A number of NAHB’s studies and surveys found that:
- Affluent buyers, spending $500,000 or more on a house, were willing to invest more upfront to save on utility costs later.
- 80%+ of Gen-Yers, those born in 1977 or later, expressed preference for a highly energy efficient home with lower utility bills.
- 37% of baby boomers wanted an environment-friendly home, but only 12% would pay more.
There also seems to be an interesting shift in green home buyers’ demographic. A 2012 survey by NAHB found that only 14%, down from 17% in 2007, of home buyers said they would pay more for a green home for environmental reason. Yet, the total number of people willing to pay more for a green home has actually increased. The difference is coming from people who are willing to pay more for economic reason.
The early adoptors were of the “save-the-world” creed. They were interested in sustainable materials, products with recycled content, and products that reduce or eliminate air emissions out of concerns over global climate change. The new breed of green home buyers focus on energy-efficiency and quantifying the value of green improvements in real dollars. While they may embrace some of the environmentalist agenda, they might not object too much to an insulating material made with ozone-depleting chemicals if it has a high R-value.

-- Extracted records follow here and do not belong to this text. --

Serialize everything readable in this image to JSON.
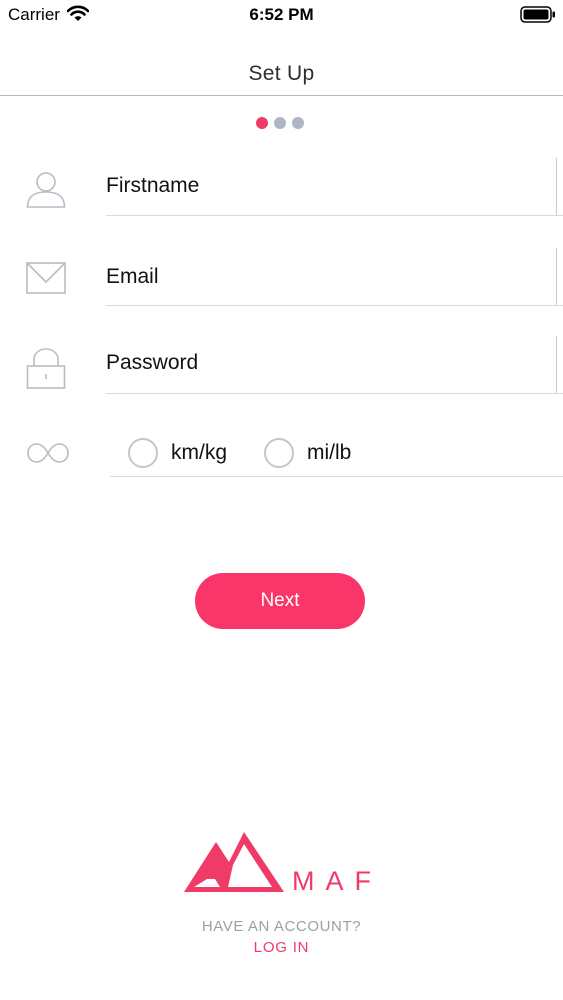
{
  "status_bar": {
    "carrier": "Carrier",
    "time": "6:52 PM"
  },
  "nav": {
    "title": "Set Up"
  },
  "pager": {
    "total": 3,
    "active_index": 0
  },
  "form": {
    "firstname": {
      "placeholder": "Firstname",
      "icon": "user-icon"
    },
    "email": {
      "placeholder": "Email",
      "icon": "envelope-icon"
    },
    "password": {
      "placeholder": "Password",
      "icon": "lock-icon"
    },
    "units": {
      "icon": "infinity-icon",
      "options": [
        "km/kg",
        "mi/lb"
      ]
    }
  },
  "next_button": {
    "label": "Next"
  },
  "footer": {
    "brand": "MAF",
    "have_account": "HAVE AN ACCOUNT?",
    "login": "LOG IN"
  },
  "colors": {
    "accent": "#f9356a",
    "inactive_dot": "#b0b5c4",
    "icon_gray": "#b8bcc4"
  }
}
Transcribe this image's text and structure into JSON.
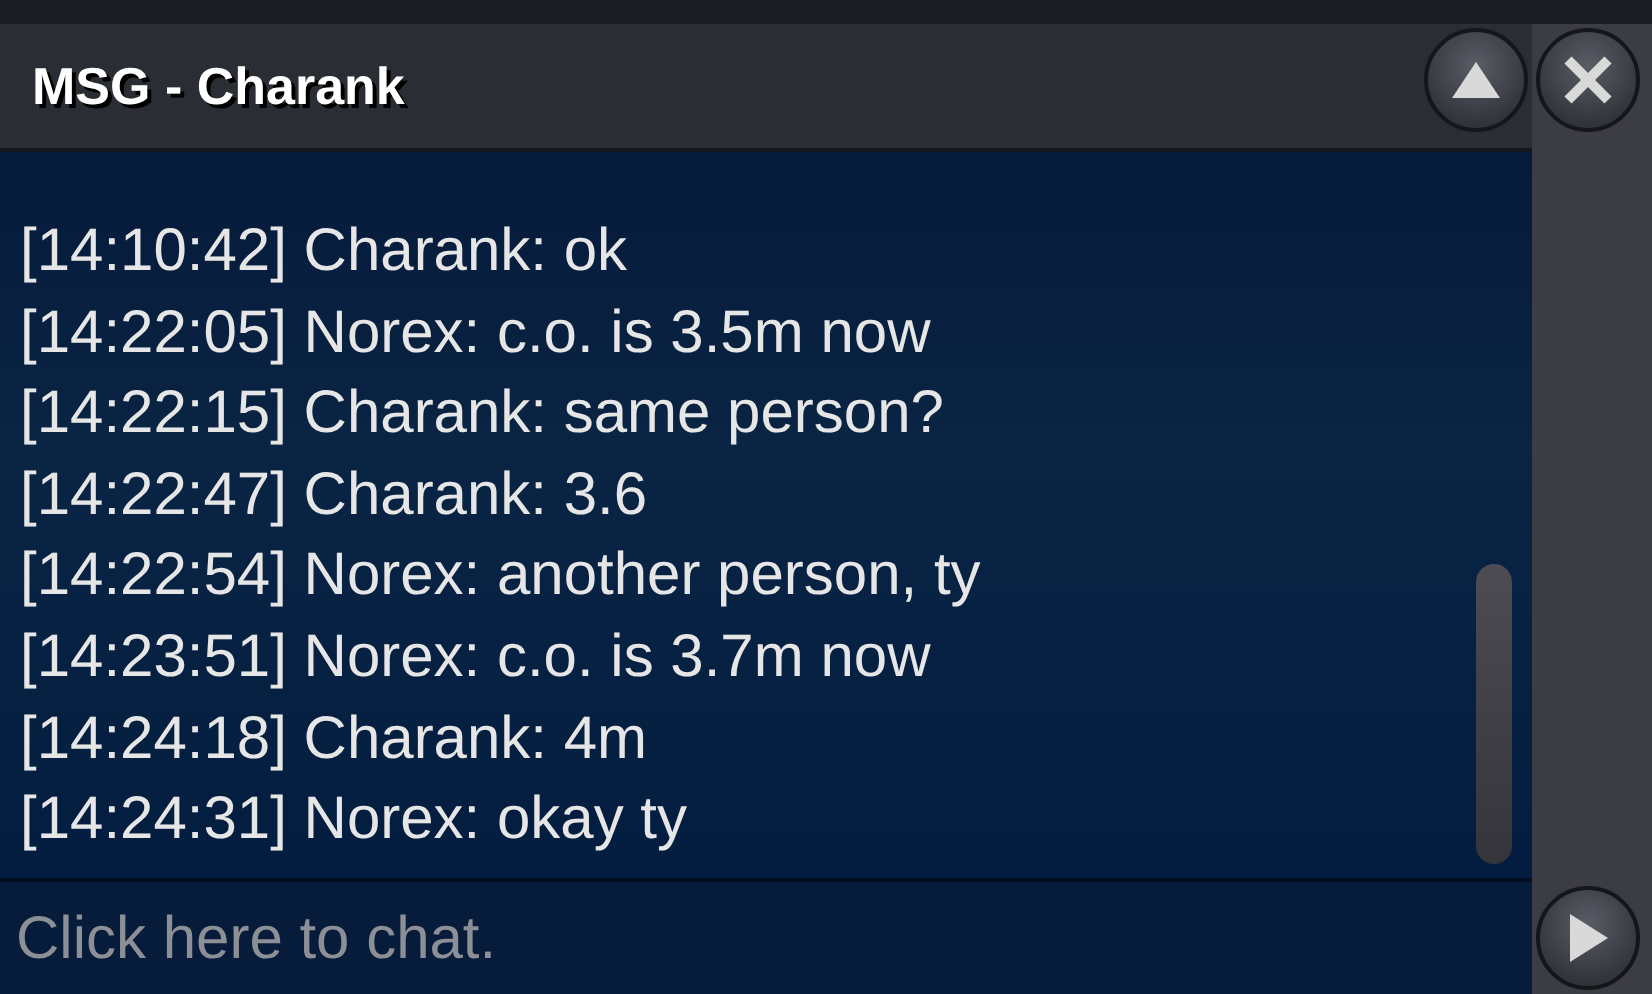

As market interest in green homes grows, builders and buyers are reporting unexpected challenges securing accurate appraisals and financing for such projects. Lenders rely on appraisers for the market value of a property. The standard practice is to base the appraised value on sale prices of comparable homes. However, it doesn’t work for green homes which have features that often exceed the local codes. These features add to the cost, but also have the long-term maintenance and operating cost benefits. If an appraiser doesn’t adequately factor green features into the assessment, the house will get an unjustifiably low appraisal.
To correct this situation, the Appraisal Institute has issued the Residential Green and Energy Efficient Addendum.
However, the buyers can also take steps to make sure they get a correct appraisal:
- Ask the lender to accept a “cost based” appraisal that takes the component costs into greater consideration when establishing the market value.
- Encourage the local Board of Realtors to include green data fields in the Multiple Listing Service (MLS). This will help appraisers accumulate data to better locate appropriate green properties for comparison.
- Find out if local lenders are offering Energy Efficient Mortgages (EEMs), which take into account the money saved on utility bills when determining loan limits.
The key enabler of green home construction in the early days were tax benefits provided in the Energy Policy Act of 2005 to encourage green building. It is currently extended until the end of 2013.
Today, may local governments pass their own bills to encourage green development. In NYS, Senator Mark Grisanti (R, I-60) announced passage of Senate bill S. 1710 which would provide green development home tax exemptions. Grisanti’s bill would allow a tax exemption of 35%t for real property for a period of no longer than 20 years if authorized by the local municipality.
On a final note
In 2011, green homes made up 17% of construction, totaling $17 billion in economic activity. The value of the residential green building market is expected to grow five-fold by 2016, taking up to 38% of the market and representing $87 billion – $114 billion.
Buyers may enter green home market for many reasons: environmental concerns, cost savvy, desire for a better built home. More buyers will mean more supply, greater choice, better technology, and eventually lower costs. In the end, everybody will benefit from overall better homes, cleaner atmosphere, more sensibly used resources. The key is to convince people it is worth it.